October 10th is World Porridge Day, a good opportunity to remind ourselves of this inexpensive super food which comes to us in many variations – it’s basically one of the great convenience foods of the world.
Virtually every food writer and journalist who stays at Ballymaloe House raves about the porridge that they serve for breakfast with a generous drizzle of Jersey cream and a sprinkling of soft brown Barbados sugar. It’s not just any old porridge – it’s Macroom oatmeal, lovingly kiln roasted and milled by Donal Creedon at Walton’s Mill, the last surviving stone mill in Ireland. The mill has been in the same family since the 1700’s. Donal, the great, great, great, great grandson of founder, Richard Walton, carefully and respectfully carries on the tradition.
The porridge is sold in the same distinctive red, white and yellow bags – which is somehow reassuring. The oats are gently toasted for up to two days on cast iron plates to give the oatmeal the distinctive toasted flavour we all love.
Long gone are the days of gruel and watery porridge….. So if you are convinced oatmeal is just for breakfast – think again! The texture is deliciously chunky and packed with flavour. Steel cut or what many refer to as pinhead oatmeal, which takes considerably longer to cook. Jumbo rolled oats and ‘speedie cook’ rolled oats, are also delicious. Oatmeal is not just for breakfast porridge, biscuits and granola. It’s also brilliant in savoury dishes such as savoury porridge with greens.
A past student Alex Hely-Hutchinson, opened a restaurant in London called 26 Grains. The 8 or 9 different types of porridge on their menu, both sweet and savoury have customers queuing every day. 26 Grains was probably inspired by GrØd, the porridge paradise in Copenhagen, opened in 2011 in a basement on Jaegerborggade, at that time a distinctively dodgy street with appealingly low rent. Now there are several branches and a GrØd cookbook. They were pretty much ‘skint’ when they opened but manged to afford to buy some oats to make bowls of hot steaming porridge – the rest is history…a huge success story! The menu now includes other comforting food like risotto, dahl and congee and there are now branches all over Denmark.
Oatmeal has a long and fascinating history. It has been grown in Ireland since medieval times, our humid, wet climate suits it. There are many historical references and a wealth of archaeological evidence. Oats were used in gruel, porridges, flatbreads and by all accounts, a not very good beer! The straw and chaff were used in the manufacture of floor covering, baskets, hen roosts and bedding – but back to the kitchen.

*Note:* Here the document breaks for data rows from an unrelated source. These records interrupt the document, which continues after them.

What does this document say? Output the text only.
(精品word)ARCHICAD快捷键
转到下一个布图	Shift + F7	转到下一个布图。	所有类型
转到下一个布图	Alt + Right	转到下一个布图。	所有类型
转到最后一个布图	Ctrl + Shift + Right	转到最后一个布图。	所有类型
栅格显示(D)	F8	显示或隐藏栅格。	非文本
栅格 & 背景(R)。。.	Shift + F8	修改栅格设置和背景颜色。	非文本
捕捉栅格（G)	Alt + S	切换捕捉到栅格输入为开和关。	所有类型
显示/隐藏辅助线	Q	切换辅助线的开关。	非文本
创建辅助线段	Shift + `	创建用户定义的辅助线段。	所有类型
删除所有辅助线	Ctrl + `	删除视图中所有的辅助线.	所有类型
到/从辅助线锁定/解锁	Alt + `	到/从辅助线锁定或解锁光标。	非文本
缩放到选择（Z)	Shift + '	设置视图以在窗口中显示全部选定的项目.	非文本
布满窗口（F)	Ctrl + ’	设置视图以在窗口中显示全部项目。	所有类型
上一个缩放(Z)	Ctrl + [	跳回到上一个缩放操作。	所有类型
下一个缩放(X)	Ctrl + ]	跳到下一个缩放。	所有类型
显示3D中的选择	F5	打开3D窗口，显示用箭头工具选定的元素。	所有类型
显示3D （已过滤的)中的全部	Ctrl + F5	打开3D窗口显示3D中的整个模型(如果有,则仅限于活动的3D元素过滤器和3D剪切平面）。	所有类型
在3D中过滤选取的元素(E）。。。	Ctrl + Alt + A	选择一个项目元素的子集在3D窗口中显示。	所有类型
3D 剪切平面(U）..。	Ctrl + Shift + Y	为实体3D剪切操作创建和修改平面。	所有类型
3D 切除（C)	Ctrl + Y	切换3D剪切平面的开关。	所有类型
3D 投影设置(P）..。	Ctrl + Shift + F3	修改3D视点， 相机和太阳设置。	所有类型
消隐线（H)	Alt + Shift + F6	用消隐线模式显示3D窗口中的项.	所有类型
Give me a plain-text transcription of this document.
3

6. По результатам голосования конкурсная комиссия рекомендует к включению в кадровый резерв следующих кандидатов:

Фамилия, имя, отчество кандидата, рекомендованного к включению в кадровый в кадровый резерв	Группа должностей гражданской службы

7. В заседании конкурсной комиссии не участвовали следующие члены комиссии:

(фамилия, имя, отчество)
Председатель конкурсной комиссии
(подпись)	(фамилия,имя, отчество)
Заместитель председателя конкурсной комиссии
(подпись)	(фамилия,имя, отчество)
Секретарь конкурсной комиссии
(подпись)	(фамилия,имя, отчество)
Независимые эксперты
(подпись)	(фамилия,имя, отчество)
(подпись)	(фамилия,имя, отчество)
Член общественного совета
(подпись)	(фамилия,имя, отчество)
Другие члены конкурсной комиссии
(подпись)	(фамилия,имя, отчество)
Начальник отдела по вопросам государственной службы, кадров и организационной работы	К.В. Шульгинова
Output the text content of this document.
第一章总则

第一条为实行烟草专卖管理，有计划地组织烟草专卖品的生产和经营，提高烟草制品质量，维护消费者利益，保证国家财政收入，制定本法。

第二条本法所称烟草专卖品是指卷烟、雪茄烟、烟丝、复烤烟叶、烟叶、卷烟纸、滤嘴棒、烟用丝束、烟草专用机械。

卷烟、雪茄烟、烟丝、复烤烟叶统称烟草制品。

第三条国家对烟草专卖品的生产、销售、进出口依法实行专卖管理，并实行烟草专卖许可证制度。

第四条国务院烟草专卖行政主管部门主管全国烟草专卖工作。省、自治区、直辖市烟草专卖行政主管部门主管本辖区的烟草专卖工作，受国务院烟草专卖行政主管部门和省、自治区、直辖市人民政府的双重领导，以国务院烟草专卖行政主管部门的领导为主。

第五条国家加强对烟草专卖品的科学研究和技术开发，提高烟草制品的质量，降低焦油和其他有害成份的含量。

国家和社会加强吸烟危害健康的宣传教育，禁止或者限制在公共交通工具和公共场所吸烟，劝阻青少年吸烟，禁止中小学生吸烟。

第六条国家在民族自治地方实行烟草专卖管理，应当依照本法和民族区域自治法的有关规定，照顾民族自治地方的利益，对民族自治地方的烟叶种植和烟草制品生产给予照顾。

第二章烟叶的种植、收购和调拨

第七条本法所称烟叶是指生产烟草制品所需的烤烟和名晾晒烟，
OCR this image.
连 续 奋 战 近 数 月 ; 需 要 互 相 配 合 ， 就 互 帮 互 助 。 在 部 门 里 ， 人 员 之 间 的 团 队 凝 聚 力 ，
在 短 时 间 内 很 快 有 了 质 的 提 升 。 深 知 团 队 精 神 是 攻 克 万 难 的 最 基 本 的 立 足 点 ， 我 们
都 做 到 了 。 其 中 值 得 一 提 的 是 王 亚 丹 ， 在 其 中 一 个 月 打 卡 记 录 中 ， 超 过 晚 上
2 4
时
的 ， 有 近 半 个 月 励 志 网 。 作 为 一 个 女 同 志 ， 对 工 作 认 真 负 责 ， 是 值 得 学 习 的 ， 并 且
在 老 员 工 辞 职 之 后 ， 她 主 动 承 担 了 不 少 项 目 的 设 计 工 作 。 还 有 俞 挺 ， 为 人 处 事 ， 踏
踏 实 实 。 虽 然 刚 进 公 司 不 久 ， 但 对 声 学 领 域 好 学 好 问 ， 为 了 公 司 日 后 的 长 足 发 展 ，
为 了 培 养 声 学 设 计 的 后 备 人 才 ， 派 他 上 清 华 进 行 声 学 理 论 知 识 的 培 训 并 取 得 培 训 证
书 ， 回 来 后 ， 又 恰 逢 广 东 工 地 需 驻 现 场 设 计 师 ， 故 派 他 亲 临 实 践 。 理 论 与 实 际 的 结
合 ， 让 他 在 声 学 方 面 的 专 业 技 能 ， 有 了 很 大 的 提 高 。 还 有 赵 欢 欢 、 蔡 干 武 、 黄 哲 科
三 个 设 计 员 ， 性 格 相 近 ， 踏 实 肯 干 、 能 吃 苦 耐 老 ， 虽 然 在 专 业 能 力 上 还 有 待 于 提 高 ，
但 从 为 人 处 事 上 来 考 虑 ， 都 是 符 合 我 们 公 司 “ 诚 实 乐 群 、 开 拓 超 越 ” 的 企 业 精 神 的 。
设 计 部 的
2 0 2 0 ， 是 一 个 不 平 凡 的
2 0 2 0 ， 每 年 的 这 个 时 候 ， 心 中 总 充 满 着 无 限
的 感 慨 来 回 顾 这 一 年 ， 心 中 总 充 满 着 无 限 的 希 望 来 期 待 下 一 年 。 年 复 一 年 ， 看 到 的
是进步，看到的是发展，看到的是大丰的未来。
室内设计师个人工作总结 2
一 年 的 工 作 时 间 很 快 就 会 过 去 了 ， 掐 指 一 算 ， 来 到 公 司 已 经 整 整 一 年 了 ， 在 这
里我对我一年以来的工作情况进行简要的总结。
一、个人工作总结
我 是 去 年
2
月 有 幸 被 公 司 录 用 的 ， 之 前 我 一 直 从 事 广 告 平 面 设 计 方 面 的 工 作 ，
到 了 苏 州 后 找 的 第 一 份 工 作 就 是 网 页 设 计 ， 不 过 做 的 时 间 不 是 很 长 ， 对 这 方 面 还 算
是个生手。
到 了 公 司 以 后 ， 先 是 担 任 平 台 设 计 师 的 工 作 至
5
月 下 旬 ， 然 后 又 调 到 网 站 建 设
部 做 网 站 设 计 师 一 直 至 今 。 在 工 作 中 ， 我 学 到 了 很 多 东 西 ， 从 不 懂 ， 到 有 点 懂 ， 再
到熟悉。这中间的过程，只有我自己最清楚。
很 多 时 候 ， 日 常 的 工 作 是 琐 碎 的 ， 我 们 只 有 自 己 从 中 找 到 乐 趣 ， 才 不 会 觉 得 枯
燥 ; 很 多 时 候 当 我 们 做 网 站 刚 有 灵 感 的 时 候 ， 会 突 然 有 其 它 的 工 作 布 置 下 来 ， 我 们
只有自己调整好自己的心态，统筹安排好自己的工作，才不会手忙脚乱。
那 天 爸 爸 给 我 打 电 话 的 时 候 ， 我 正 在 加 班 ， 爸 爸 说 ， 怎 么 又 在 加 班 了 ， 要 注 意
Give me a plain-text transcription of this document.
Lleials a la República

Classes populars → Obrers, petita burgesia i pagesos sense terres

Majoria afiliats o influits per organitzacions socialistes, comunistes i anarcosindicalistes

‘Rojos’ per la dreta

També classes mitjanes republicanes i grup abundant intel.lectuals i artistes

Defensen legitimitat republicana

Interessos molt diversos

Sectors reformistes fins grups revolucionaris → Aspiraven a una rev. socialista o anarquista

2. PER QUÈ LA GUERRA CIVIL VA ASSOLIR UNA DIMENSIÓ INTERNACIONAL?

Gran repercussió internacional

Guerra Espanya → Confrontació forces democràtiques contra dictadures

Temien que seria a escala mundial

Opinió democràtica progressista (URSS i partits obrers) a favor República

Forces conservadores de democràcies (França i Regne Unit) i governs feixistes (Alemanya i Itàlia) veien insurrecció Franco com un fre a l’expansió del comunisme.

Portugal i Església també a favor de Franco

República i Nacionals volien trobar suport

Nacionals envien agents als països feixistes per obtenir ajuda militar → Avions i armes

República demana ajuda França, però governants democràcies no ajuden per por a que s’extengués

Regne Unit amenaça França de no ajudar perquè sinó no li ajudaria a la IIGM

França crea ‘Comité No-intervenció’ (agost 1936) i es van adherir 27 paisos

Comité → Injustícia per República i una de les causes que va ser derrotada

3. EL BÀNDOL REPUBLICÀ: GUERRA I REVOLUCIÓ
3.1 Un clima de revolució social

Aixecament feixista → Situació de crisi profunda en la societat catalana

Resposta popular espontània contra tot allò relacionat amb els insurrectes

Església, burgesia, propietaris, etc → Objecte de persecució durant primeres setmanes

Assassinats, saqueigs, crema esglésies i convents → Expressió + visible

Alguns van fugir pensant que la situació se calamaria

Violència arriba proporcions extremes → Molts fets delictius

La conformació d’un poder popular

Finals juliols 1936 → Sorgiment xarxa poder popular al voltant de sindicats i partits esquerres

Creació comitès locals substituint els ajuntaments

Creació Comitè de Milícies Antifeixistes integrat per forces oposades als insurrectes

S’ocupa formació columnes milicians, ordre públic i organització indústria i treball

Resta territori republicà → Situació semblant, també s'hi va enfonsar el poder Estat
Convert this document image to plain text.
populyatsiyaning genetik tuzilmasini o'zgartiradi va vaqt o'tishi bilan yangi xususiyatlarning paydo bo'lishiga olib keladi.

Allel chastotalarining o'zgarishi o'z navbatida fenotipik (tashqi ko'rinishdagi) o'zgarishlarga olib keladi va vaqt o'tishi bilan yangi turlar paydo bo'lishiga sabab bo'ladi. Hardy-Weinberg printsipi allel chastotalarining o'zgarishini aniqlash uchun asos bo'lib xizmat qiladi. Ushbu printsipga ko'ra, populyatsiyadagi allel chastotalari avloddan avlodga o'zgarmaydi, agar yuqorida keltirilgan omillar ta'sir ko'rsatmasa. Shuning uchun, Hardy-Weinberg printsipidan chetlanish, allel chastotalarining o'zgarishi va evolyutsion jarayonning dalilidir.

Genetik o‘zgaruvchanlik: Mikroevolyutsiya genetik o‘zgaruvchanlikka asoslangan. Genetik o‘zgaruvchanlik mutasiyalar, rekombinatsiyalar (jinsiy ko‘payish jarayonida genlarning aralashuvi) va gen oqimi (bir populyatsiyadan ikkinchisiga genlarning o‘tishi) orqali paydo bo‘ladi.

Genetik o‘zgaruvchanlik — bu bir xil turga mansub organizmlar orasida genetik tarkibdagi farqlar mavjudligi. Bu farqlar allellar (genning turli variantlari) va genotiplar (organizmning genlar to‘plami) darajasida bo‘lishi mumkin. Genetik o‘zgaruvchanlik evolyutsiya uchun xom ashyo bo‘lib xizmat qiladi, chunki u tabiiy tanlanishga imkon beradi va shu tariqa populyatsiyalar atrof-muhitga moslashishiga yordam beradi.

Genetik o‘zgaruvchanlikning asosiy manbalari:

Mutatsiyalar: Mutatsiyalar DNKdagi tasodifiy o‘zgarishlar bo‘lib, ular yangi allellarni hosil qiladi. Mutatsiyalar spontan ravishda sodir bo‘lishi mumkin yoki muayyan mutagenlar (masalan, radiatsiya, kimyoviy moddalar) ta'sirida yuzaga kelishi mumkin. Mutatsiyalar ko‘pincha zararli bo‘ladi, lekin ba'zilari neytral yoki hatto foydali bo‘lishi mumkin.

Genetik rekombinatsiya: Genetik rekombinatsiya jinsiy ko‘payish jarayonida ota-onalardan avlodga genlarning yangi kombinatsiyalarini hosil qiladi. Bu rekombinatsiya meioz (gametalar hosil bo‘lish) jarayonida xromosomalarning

To use that much overused term, they are definitely a ‘super food’. Oats are packed with protein, high in soluble fibre, which helps to lower cholesterol and you’ll have noticed that you don’t feel like reaching for a donut at eleven if you have a bowl of porridge for breakfast. Apart from the fibre content which is good for your gut and helps to prevent constipation, it is super filling and satisfying and boosts our energy levels. Oats also contain a wide range of nutrients, vitamin E, essential fatty acids and if you are to believe all the research, helps to prevent cardiovascular disease by lowering your bad LDL cholesterol without affecting the good cholesterol. The high fibre and complex carbs help to stabilize the blood sugar according to the American Cancer Society. The lignans in oats helps to reduce hormone related cancers.
Up to relatively recently I was a Jersey cream and soft dark brown sugar devotee but I’ve become much more adventurous (led by my grandchildren and the Ballymaloe Cookery School students example). Think peanut butter and banana; walnuts, blueberries and maple syrup or honey, roast almonds, dates and almond butter (it’s all about what you sprinkle on top). Stewed apple or compote with cinnamon. I draw the line at white or dark chocolate chips but suspect that’s a generational thing.